Mr. Bradley doesn't say where in the Constitution it gives the federal government the power to subsidize workers at private firms.
He also doesn't say why firms that already have 50 employees should have their workforce growth 20% subsidized by the taxpayers, who include plenty of sole proprietors or startups and small businesses with fewer than 50 employees. To give but one example, if I am the sole employee at FutureOfCapitalism, LLC, why should my taxes be taken and given to Rupert Murdoch's News Corp., or to the Ochs-Sulzberger family's New York Times, which already have more than 50 employees apiece, to hire additional employees to compete with me?
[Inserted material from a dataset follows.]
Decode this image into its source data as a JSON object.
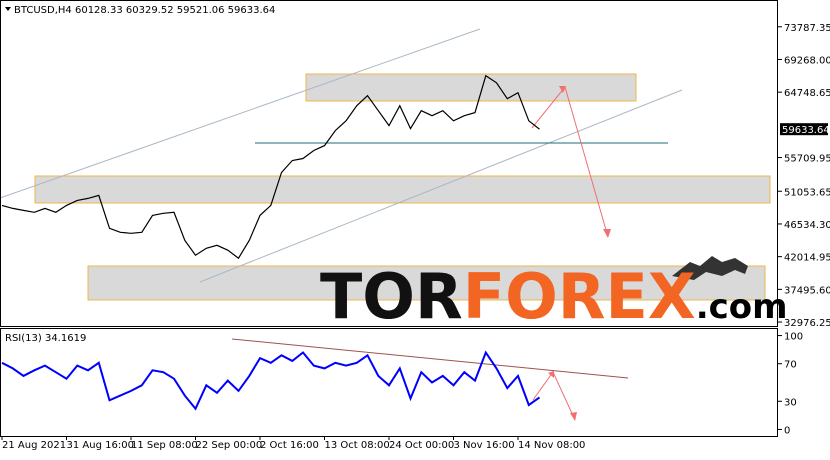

Mr. Bradley also doesn't say whether there'd be any other limits on who can qualify for these subsidies — brothels in Nevada? Marijuana dispensaries in California? Tobacco companies? The Nation of Islam? Church of Scientology?
Mr. Bradley also doesn't say what this program would do to our international competitiveness. Suppose an American firm sees the 20% subsidy and decides to use a labor-intensive route instead of a technology, automated route — phone operators instead of voicemail, bank tellers instead of ATMs, migrant laborers instead of tractors, assembly-line workers instead of robots. If those firms are competing in an international marketplace against firms using technology instead of human labor, the American firms would immediately become uncompetitive once the 20% subsidy goes away, and the 20% subsidy might even be subject to challenge before the World Trade Organization or something like it.
There are probably other problems with this idea that I haven't thought of; feel free to add them in the comments section.